Justin Ring

No. 36
- Position: Linebacker

Personal information
- Born: July 4, 1973 (age 53) Kamloops, British Columbia, Canada
- Listed height: 6 ft 2 in (1.88 m)
- Listed weight: 220 lb (100 kg)

Career information
- University: Simon Fraser
- CFL draft: 1996: 1st round, 5th overall pick

Career history
- 1996–1998: Hamilton Tiger-Cats
- 1999–2002: Edmonton Eskimos

Awards and highlights
- Tiger-Cats MOR (1996);

= Justin Ring =

Canadian football player (born 1973)

Justin Ring (born July 4, 1973) is a Canadian former professional football linebacker who played seven seasons in the Canadian Football League (CFL) with the Hamilton Tiger-Cats and Edmonton Eskimos. He was selected by the Hamilton Tiger-Cats in the first round of the 1996 CFL draft after playing college football at Simon Fraser University.

==Early life==
Justin Ring was born on July 4, 1973, in Kamloops, British Columbia. He played collegiate American football for the Simon Fraser Clan of Simon Fraser University.

==Professional career==
Ring was selected by the Hamilton Tiger-Cats of the Canadian Football League (CFL) in the first round, with the fifth overall pick, of the 1996 CFL draft. He was the Tiger-Cats' Most Outstanding Rookie in 1996. He dressed in all 54 games, starting 39, for the Tiger-Cats from 1996 to 1998.

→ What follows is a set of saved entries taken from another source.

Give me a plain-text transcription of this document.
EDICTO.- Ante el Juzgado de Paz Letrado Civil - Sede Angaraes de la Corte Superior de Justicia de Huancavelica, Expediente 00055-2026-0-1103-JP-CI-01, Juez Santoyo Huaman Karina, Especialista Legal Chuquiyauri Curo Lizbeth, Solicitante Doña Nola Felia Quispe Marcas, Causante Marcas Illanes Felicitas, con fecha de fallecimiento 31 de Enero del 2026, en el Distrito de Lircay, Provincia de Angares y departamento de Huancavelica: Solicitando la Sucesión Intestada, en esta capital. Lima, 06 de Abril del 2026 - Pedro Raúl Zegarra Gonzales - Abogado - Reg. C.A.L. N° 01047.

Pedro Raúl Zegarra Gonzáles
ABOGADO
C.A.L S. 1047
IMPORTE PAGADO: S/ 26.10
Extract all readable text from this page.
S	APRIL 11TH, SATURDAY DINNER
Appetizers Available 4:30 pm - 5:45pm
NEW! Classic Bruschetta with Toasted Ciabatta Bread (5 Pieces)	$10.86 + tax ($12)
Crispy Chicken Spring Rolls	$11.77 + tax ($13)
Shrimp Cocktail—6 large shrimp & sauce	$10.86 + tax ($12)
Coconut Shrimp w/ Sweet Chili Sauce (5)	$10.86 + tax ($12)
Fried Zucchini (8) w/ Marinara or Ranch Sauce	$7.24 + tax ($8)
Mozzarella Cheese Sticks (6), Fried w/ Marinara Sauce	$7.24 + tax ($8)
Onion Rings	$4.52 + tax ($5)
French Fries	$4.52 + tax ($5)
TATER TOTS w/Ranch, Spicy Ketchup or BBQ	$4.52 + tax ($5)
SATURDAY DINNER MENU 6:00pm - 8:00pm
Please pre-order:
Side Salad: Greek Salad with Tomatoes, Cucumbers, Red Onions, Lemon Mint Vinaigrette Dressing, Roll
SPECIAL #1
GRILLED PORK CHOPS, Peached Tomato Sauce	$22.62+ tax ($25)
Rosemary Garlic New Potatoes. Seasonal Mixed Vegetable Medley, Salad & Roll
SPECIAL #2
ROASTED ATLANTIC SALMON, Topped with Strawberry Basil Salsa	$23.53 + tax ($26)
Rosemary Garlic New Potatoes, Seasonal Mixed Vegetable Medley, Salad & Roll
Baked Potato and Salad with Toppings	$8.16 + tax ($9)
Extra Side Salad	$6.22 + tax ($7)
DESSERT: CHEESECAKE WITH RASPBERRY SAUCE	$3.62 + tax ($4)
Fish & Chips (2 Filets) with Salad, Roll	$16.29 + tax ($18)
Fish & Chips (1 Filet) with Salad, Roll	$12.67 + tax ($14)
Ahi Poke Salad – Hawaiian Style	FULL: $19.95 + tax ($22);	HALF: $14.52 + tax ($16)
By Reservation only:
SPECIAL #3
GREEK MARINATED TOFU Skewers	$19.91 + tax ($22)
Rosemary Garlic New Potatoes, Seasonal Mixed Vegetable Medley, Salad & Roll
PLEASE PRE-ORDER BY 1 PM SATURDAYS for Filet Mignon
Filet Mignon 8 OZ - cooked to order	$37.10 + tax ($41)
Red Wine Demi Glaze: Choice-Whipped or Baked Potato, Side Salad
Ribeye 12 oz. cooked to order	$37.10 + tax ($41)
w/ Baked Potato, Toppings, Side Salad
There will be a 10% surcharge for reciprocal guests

Ring signed with the Edmonton Eskimos of the CFL on March 5, 1999. He dressed in all 18 games for Edmonton during the 1999, 2000, and 2002 seasons. He only dressed in one game in 2001 due to a torn ACL. Ring mostly played special teams during his stint with the Eskimos. He was released on April 4, 2003.

Ring finished his CFL career with totals of 174 defensive tackles, 80 special teams tackles, four sacks, three forced fumbles, three fumble recoveries, four interceptions, seven pass breakups, and one reception for eight yards in 109 games dressed.